7. Perks and Benefits of Working at Genpact
Genpact offers a comprehensive package of benefits to support the well-being, professional growth, and satisfaction of its employees. Here are some of the key perks you can expect
- AI-first learning and certifications: Access world-class training and AI certifications to accelerate your skills and career growth.
- Work on cutting-edge transformations: Build and scale AI, GenAI, and agentic AI solutions that drive industry-defining outcomes.
- Global exposure and flexibility: Collaborate across time zones and industries with diverse teams and clients.
- Mentorship from experts: Learn from seasoned consultants, engineers, data scientists, and AI leaders in a fast-moving environment.
- Ethical and responsible AI culture: Operate within strong governance, transparency, and security principles.
8. Conclusion
Genpact’s Data Strategy & Advisory Consultant role places you at the heart of enterprise transformation where robust data foundations meet AI-driven innovation. To stand out, demonstrate fluency in MDM and governance, a consultative approach to value creation, and practical ways to embed GenAI and agentic AI into stewardship and data quality.
Show that you can design operating models, influence senior stakeholders, and guide platform decisions across SAP MDG, Informatica, Reltio, and leading governance/catalog tools. With strong communication, problem-solving, and a bias for measurable outcomes, you can help clients modernize responsibly and at scale while advancing your own career in an AI-first environment.

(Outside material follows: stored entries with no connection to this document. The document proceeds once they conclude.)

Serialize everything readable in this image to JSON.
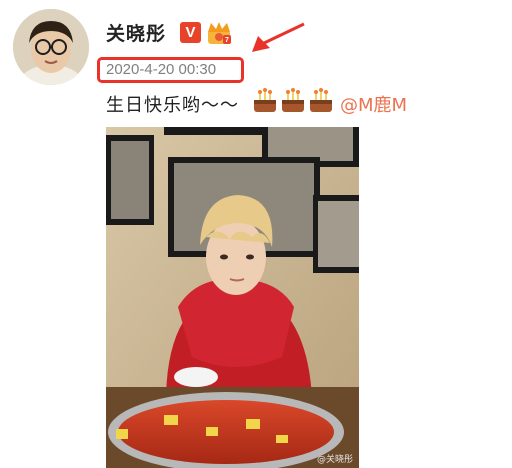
{
  "post": {
    "username": "关晓彤",
    "verified_badge": "V",
    "timestamp": "2020-4-20 00:30",
    "text": "生日快乐哟～～",
    "mention": "@M鹿M",
    "watermark": "@关晓彤"
  },
  "icons": {
    "verified": "verified-v-icon",
    "member_crown": "crown-badge-icon",
    "cake": "birthday-cake-icon"
  },
  "colors": {
    "highlight": "#e8322a",
    "mention": "#eb7350",
    "verified": "#e8432a"
  }
}
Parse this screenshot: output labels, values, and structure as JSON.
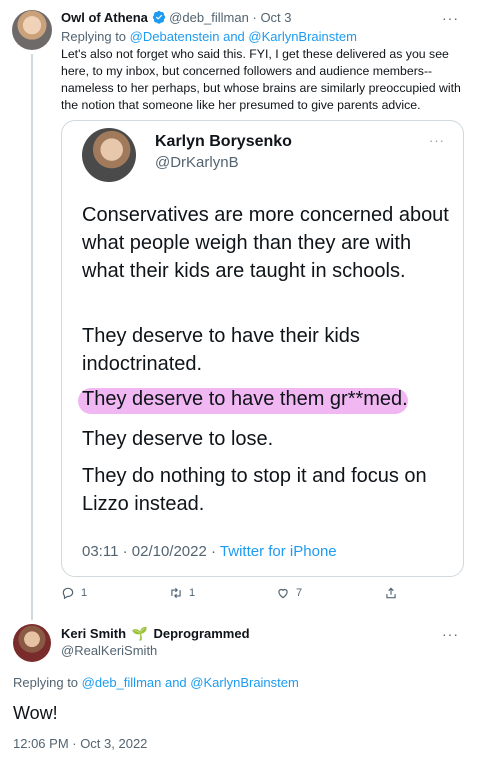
{
  "tweet1": {
    "display_name": "Owl of Athena",
    "handle": "@deb_fillman",
    "separator": "·",
    "date": "Oct 3",
    "more": "···",
    "replying_prefix": "Replying to",
    "replying_to": "@Debatenstein and @KarlynBrainstem",
    "text": "Let's also not forget who said this. FYI, I get these delivered as you see here, to my inbox, but concerned followers and audience members--nameless to her perhaps, but whose brains are similarly preoccupied with the notion that someone like her presumed to give parents advice.",
    "quote": {
      "display_name": "Karlyn Borysenko",
      "handle": "@DrKarlynB",
      "more": "···",
      "paragraphs": [
        "Conservatives are more concerned about what people weigh than they are with what their kids are taught in schools.",
        "They deserve to have their kids indoctrinated.",
        "They deserve to have them gr**med.",
        "They deserve to lose.",
        "They do nothing to stop it and focus on Lizzo instead."
      ],
      "time": "03:11 · 02/10/2022 ·",
      "source": "Twitter for iPhone"
    },
    "actions": {
      "reply_count": "1",
      "retweet_count": "1",
      "like_count": "7"
    }
  },
  "tweet2": {
    "display_name": "Keri Smith",
    "badge_text": "Deprogrammed",
    "handle": "@RealKeriSmith",
    "more": "···",
    "replying_prefix": "Replying to",
    "replying_to": "@deb_fillman and @KarlynBrainstem",
    "text": "Wow!",
    "timestamp": "12:06 PM · Oct 3, 2022"
  },
  "colors": {
    "link": "#1d9bf0",
    "highlight": "#eeaaf0",
    "secondary_text": "#536471"
  },
  "icons": [
    "verified-badge-icon",
    "reply-icon",
    "retweet-icon",
    "like-icon",
    "share-icon",
    "sprout-icon",
    "more-icon"
  ]
}
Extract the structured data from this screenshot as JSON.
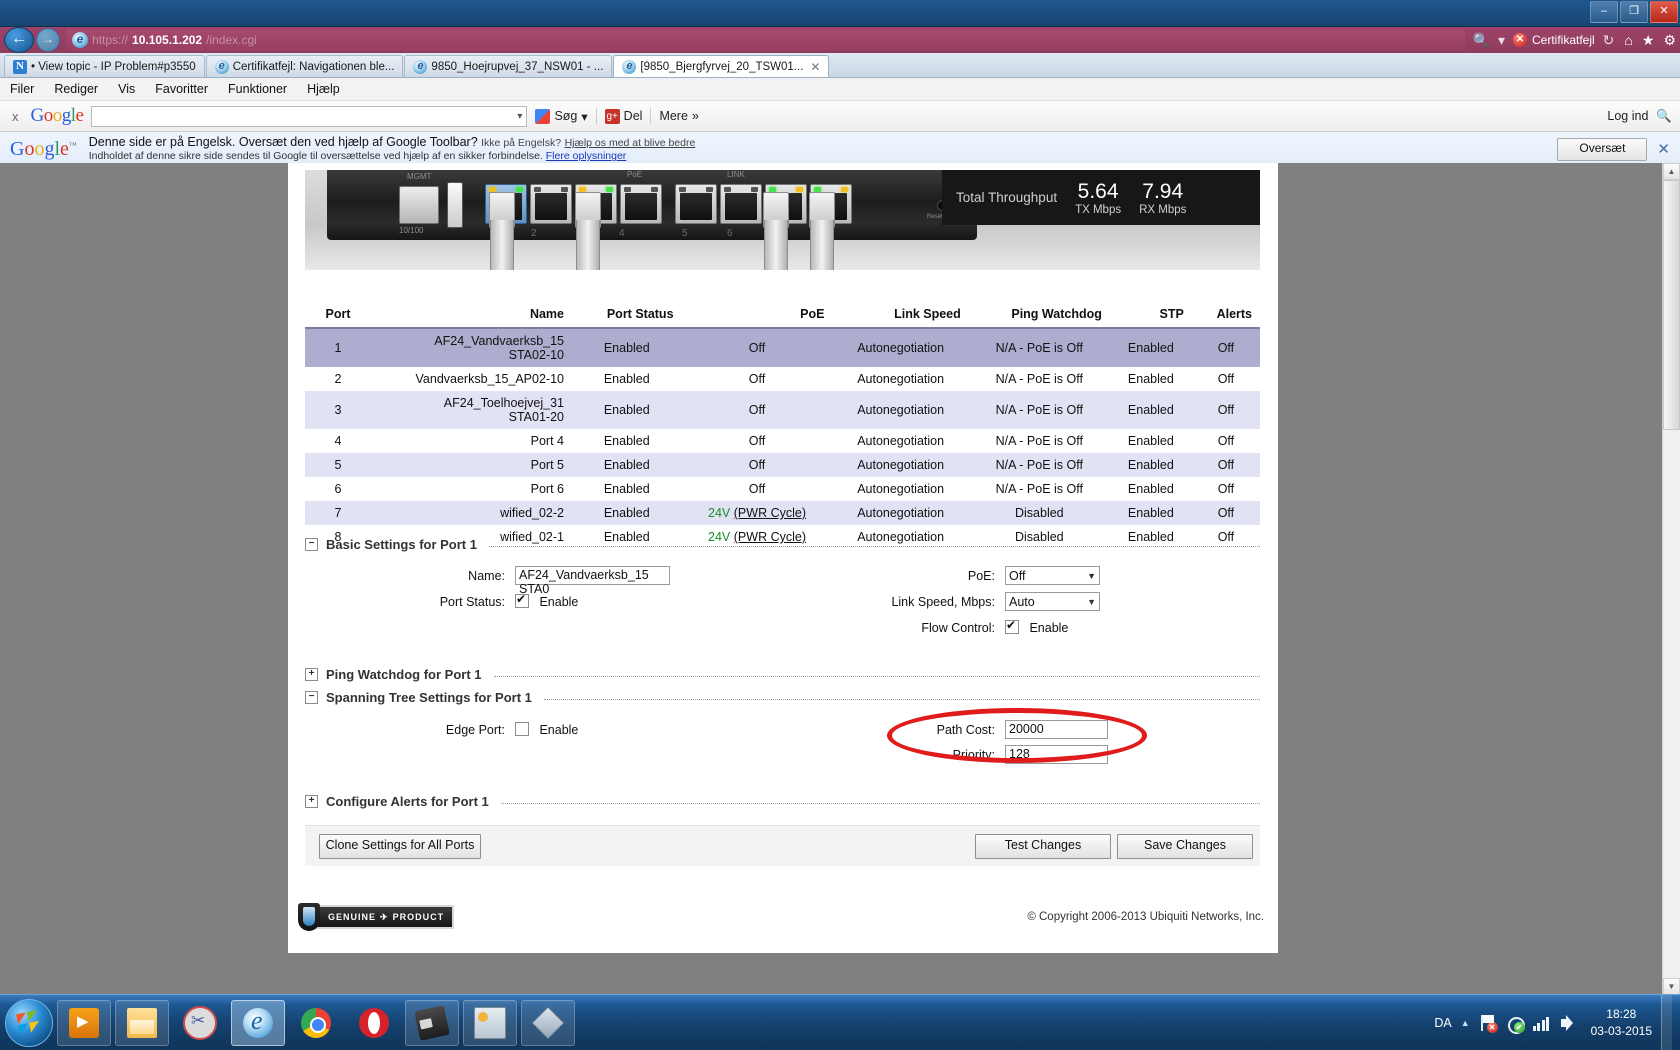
{
  "window": {
    "minimize_label": "–",
    "restore_label": "❐",
    "close_label": "✕"
  },
  "address_bar": {
    "protocol": "https://",
    "host": "10.105.1.202",
    "path": "/index.cgi",
    "back_icon": "←",
    "forward_icon": "→",
    "search_icon": "🔍",
    "dropdown_icon": "▾",
    "cert_error_label": "Certifikatfejl",
    "refresh_icon": "↻",
    "home_icon": "⌂",
    "favorites_icon": "★",
    "tools_icon": "⚙"
  },
  "tabs": [
    {
      "title": "• View topic - IP Problem#p3550",
      "icon": "N",
      "active": false,
      "closable": false
    },
    {
      "title": "Certifikatfejl: Navigationen ble...",
      "icon": "e",
      "active": false,
      "closable": false
    },
    {
      "title": "9850_Hoejrupvej_37_NSW01 - ...",
      "icon": "e",
      "active": false,
      "closable": false
    },
    {
      "title": "[9850_Bjergfyrvej_20_TSW01...",
      "icon": "e",
      "active": true,
      "closable": true,
      "close_label": "✕"
    }
  ],
  "menu_bar": [
    "Filer",
    "Rediger",
    "Vis",
    "Favoritter",
    "Funktioner",
    "Hjælp"
  ],
  "google_toolbar": {
    "close_label": "x",
    "logo": "Google",
    "search_input_value": "",
    "dropdown_icon": "▾",
    "search_label": "Søg",
    "search_caret": "▾",
    "share_label": "Del",
    "more_label": "Mere",
    "more_icon": "»",
    "login_label": "Log ind",
    "login_icon": "🔍"
  },
  "translate_bar": {
    "logo": "Google",
    "logo_tm": "™",
    "line1_main": "Denne side er på Engelsk. Oversæt den ved hjælp af Google Toolbar?",
    "line1_small": "Ikke på Engelsk?",
    "line1_link": "Hjælp os med at blive bedre",
    "line2_text": "Indholdet af denne sikre side sendes til Google til oversættelse ved hjælp af en sikker forbindelse.",
    "line2_link": "Flere oplysninger",
    "translate_button": "Oversæt",
    "close_label": "✕"
  },
  "device": {
    "mgmt_label": "MGMT",
    "poe_label": "PoE",
    "link_label": "LINK",
    "speed_label": "10/100",
    "reset_label": "Reset",
    "port_numbers": [
      "2",
      "4",
      "5",
      "6"
    ],
    "throughput_title": "Total Throughput",
    "tx_value": "5.64",
    "tx_unit": "TX Mbps",
    "rx_value": "7.94",
    "rx_unit": "RX Mbps"
  },
  "port_table": {
    "headers": [
      "Port",
      "Name",
      "Port Status",
      "PoE",
      "Link Speed",
      "Ping Watchdog",
      "STP",
      "Alerts"
    ],
    "rows": [
      {
        "port": "1",
        "name": "AF24_Vandvaerksb_15 STA02-10",
        "name_line1": "AF24_Vandvaerksb_15",
        "name_line2": "STA02-10",
        "status": "Enabled",
        "poe": "Off",
        "poe_voltage": "",
        "poe_link": "",
        "link_speed": "Autonegotiation",
        "watchdog": "N/A - PoE is Off",
        "stp": "Enabled",
        "alerts": "Off",
        "style": "selected"
      },
      {
        "port": "2",
        "name": "Vandvaerksb_15_AP02-10",
        "name_line1": "Vandvaerksb_15_AP02-10",
        "name_line2": "",
        "status": "Enabled",
        "poe": "Off",
        "poe_voltage": "",
        "poe_link": "",
        "link_speed": "Autonegotiation",
        "watchdog": "N/A - PoE is Off",
        "stp": "Enabled",
        "alerts": "Off",
        "style": "plain"
      },
      {
        "port": "3",
        "name": "AF24_Toelhoejvej_31 STA01-20",
        "name_line1": "AF24_Toelhoejvej_31",
        "name_line2": "STA01-20",
        "status": "Enabled",
        "poe": "Off",
        "poe_voltage": "",
        "poe_link": "",
        "link_speed": "Autonegotiation",
        "watchdog": "N/A - PoE is Off",
        "stp": "Enabled",
        "alerts": "Off",
        "style": "alt"
      },
      {
        "port": "4",
        "name": "Port 4",
        "name_line1": "Port 4",
        "name_line2": "",
        "status": "Enabled",
        "poe": "Off",
        "poe_voltage": "",
        "poe_link": "",
        "link_speed": "Autonegotiation",
        "watchdog": "N/A - PoE is Off",
        "stp": "Enabled",
        "alerts": "Off",
        "style": "plain"
      },
      {
        "port": "5",
        "name": "Port 5",
        "name_line1": "Port 5",
        "name_line2": "",
        "status": "Enabled",
        "poe": "Off",
        "poe_voltage": "",
        "poe_link": "",
        "link_speed": "Autonegotiation",
        "watchdog": "N/A - PoE is Off",
        "stp": "Enabled",
        "alerts": "Off",
        "style": "alt"
      },
      {
        "port": "6",
        "name": "Port 6",
        "name_line1": "Port 6",
        "name_line2": "",
        "status": "Enabled",
        "poe": "Off",
        "poe_voltage": "",
        "poe_link": "",
        "link_speed": "Autonegotiation",
        "watchdog": "N/A - PoE is Off",
        "stp": "Enabled",
        "alerts": "Off",
        "style": "plain"
      },
      {
        "port": "7",
        "name": "wified_02-2",
        "name_line1": "wified_02-2",
        "name_line2": "",
        "status": "Enabled",
        "poe": "",
        "poe_voltage": "24V",
        "poe_link": "(PWR Cycle)",
        "link_speed": "Autonegotiation",
        "watchdog": "Disabled",
        "stp": "Enabled",
        "alerts": "Off",
        "style": "alt"
      },
      {
        "port": "8",
        "name": "wified_02-1",
        "name_line1": "wified_02-1",
        "name_line2": "",
        "status": "Enabled",
        "poe": "",
        "poe_voltage": "24V",
        "poe_link": "(PWR Cycle)",
        "link_speed": "Autonegotiation",
        "watchdog": "Disabled",
        "stp": "Enabled",
        "alerts": "Off",
        "style": "plain"
      }
    ]
  },
  "basic_settings": {
    "section_title": "Basic Settings for Port 1",
    "toggle": "−",
    "name_label": "Name:",
    "name_value": "AF24_Vandvaerksb_15 STA0",
    "port_status_label": "Port Status:",
    "port_status_checked": true,
    "port_status_text": "Enable",
    "poe_label": "PoE:",
    "poe_value": "Off",
    "link_speed_label": "Link Speed, Mbps:",
    "link_speed_value": "Auto",
    "flow_control_label": "Flow Control:",
    "flow_control_checked": true,
    "flow_control_text": "Enable"
  },
  "ping_watchdog": {
    "section_title": "Ping Watchdog for Port 1",
    "toggle": "+"
  },
  "spanning_tree": {
    "section_title": "Spanning Tree Settings for Port 1",
    "toggle": "−",
    "edge_port_label": "Edge Port:",
    "edge_port_checked": false,
    "edge_port_text": "Enable",
    "path_cost_label": "Path Cost:",
    "path_cost_value": "20000",
    "priority_label": "Priority:",
    "priority_value": "128",
    "highlight_color": "#e01b1b"
  },
  "configure_alerts": {
    "section_title": "Configure Alerts for Port 1",
    "toggle": "+"
  },
  "buttons": {
    "clone": "Clone Settings for All Ports",
    "test": "Test Changes",
    "save": "Save Changes"
  },
  "footer": {
    "genuine_text_1": "GENUINE",
    "genuine_text_2": "PRODUCT",
    "copyright": "© Copyright 2006-2013 Ubiquiti Networks, Inc."
  },
  "scrollbar": {
    "up_arrow": "▲",
    "down_arrow": "▼"
  },
  "taskbar": {
    "items": [
      "windows-media-player",
      "file-explorer",
      "snipping-tool",
      "internet-explorer",
      "chrome",
      "opera",
      "usb-device",
      "monitoring-app",
      "archive-app"
    ],
    "tray": {
      "language": "DA",
      "expand_icon": "▲",
      "time": "18:28",
      "date": "03-03-2015"
    }
  }
}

Tips for Interview Success:
- Anchor to outcomes: Tie every strategy, tool, and pattern to business value, risks reduced, or compliance strengthened.
- Show platform pragmatism: Compare SAP MDG, Informatica, and Reltio with trade-offs, not vendor hype.
- Demonstrate AI utility: Share concrete GenAI/agentic AI use cases that augment stewards and automate DQ safely.
- Lead with governance: Present clear operating models, ownership, and metrics that drive sustainable adoption.